Unilever’s India unit shares slip on higher royalty fees

By Praveen Paramasivam

CHENNAI (Reuters) -Shares of consumer goods major Hindustan Unilever (HUL) fell 4.3% on Friday as a deal to pay its UK parent higher royalty fees overshadowed a bigger-than-expected rise in quarterly profit.

HUL said the royalty and central services fees it pays its majority owner Unilever would increase to 3.45% of turnover over three years from 2.65.

Shares were last down 3.3% at 2,564 rupees on Dalal Street, compared with the median price target of 2,890 rupees, according to Refinitiv data.

“Royalty mars a splendid show,” brokerage Nuvama Research said after HUL reported a 12% jump in quarterly profit. Still, there is a risk of another increase after five years when the new deal expires, the brokerage added.

The new deal is effective Feb. 1 and replaces the expiring 10-year contract.

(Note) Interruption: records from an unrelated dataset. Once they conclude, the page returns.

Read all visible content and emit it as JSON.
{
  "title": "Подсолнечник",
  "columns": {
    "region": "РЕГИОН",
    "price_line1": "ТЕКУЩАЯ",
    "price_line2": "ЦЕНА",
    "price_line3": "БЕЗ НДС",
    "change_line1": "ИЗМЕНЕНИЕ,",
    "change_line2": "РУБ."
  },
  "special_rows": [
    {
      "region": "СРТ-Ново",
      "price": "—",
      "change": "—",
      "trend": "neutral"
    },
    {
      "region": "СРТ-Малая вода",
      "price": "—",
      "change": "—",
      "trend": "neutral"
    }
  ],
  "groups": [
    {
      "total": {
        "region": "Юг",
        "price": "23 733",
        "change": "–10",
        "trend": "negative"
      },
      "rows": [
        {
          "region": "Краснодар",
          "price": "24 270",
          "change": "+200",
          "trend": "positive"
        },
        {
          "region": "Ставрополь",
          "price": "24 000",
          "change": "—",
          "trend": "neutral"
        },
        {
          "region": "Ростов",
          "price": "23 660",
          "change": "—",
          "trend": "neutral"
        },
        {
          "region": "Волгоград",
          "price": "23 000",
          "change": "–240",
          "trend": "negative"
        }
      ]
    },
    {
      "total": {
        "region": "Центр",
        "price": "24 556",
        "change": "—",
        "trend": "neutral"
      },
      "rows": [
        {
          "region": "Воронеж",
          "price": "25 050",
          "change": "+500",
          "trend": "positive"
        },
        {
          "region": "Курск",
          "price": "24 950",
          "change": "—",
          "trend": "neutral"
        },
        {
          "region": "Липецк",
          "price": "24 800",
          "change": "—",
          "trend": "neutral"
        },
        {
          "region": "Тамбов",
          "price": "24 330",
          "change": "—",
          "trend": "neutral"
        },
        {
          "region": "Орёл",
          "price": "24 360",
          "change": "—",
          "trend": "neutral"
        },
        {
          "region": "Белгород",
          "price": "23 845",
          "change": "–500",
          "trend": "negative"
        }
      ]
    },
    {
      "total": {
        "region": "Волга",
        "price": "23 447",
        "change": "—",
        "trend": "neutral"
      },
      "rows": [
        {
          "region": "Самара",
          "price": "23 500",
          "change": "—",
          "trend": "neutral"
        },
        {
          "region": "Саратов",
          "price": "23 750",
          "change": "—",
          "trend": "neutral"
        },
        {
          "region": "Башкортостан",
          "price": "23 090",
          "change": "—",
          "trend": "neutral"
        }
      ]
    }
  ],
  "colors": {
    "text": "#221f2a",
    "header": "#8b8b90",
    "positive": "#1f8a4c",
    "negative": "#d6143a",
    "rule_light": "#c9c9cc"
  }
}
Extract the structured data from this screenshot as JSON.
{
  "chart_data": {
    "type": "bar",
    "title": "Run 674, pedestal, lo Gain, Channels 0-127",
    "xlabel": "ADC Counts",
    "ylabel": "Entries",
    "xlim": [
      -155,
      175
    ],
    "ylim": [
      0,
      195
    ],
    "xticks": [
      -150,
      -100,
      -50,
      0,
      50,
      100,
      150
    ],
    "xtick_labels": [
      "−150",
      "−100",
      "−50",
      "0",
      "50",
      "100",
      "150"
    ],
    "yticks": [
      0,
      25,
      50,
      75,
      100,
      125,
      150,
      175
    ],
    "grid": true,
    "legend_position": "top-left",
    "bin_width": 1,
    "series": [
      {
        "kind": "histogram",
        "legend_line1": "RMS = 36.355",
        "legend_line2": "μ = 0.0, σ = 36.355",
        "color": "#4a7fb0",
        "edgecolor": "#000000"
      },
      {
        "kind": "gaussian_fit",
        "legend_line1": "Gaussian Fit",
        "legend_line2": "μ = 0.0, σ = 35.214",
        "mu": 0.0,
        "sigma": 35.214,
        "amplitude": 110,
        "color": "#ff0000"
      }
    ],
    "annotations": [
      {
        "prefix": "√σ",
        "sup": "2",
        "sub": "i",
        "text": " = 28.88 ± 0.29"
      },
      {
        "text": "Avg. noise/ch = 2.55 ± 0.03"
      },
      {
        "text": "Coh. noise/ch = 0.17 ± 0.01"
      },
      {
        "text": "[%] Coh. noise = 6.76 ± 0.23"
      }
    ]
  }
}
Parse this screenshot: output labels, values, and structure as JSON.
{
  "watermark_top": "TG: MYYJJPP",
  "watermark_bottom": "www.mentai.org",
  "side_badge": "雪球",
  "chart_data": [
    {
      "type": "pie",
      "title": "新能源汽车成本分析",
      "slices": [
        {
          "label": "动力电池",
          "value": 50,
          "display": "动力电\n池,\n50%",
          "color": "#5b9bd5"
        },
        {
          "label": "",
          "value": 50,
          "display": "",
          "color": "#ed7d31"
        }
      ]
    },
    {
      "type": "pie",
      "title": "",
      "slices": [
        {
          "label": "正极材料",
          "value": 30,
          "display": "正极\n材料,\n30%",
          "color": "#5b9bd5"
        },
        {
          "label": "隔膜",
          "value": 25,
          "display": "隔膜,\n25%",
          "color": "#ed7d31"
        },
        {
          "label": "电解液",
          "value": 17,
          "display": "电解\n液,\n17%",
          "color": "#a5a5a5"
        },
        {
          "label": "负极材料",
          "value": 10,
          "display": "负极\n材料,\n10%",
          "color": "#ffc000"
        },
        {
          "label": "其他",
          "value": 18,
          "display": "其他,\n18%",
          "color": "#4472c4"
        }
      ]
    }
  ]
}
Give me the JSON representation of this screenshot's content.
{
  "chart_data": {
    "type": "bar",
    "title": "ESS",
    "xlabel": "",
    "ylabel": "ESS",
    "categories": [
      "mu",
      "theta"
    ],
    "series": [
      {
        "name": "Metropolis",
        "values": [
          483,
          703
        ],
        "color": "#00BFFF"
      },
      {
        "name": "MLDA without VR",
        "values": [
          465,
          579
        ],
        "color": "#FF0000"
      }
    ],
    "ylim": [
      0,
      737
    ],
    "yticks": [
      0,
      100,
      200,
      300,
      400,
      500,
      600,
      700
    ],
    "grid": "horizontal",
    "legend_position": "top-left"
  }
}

According to Prabhudas Lilladher analysts, the deal would shave 2% to 2.8% off per-share earnings for fiscal 2024 and 2025.

HUL Chief Executive Sanjiv Mehta said the Dove soap-maker gets “equivalent value” from Unilever in the form of better products, innovation and technology to compete with rivals better.

Last year, Unilever had said the United States, India and China are three of its key growth markets, underlining plans to grow in India on increasing use of the internet and expansion of the economy.

“HUL will continue to receive faster innovation, greater capability and support from business of Unilever globally,” Ritesh Tiwari, finance chief, said.

The deal is also competitive and within the range when compared with peers, according to HUL. Several global players, including Colgate-Palmolive, Procter & Gamble and Nestle , have business in India.

However, some analysts played it down with Motilal Oswal saying the royalty hike is “not a concern.” Meanwhile, ICICI Securities called it “a dampener.”

HUL also said India’s rural pockets are showing signs of recovery as “the worst of inflation is behind us.”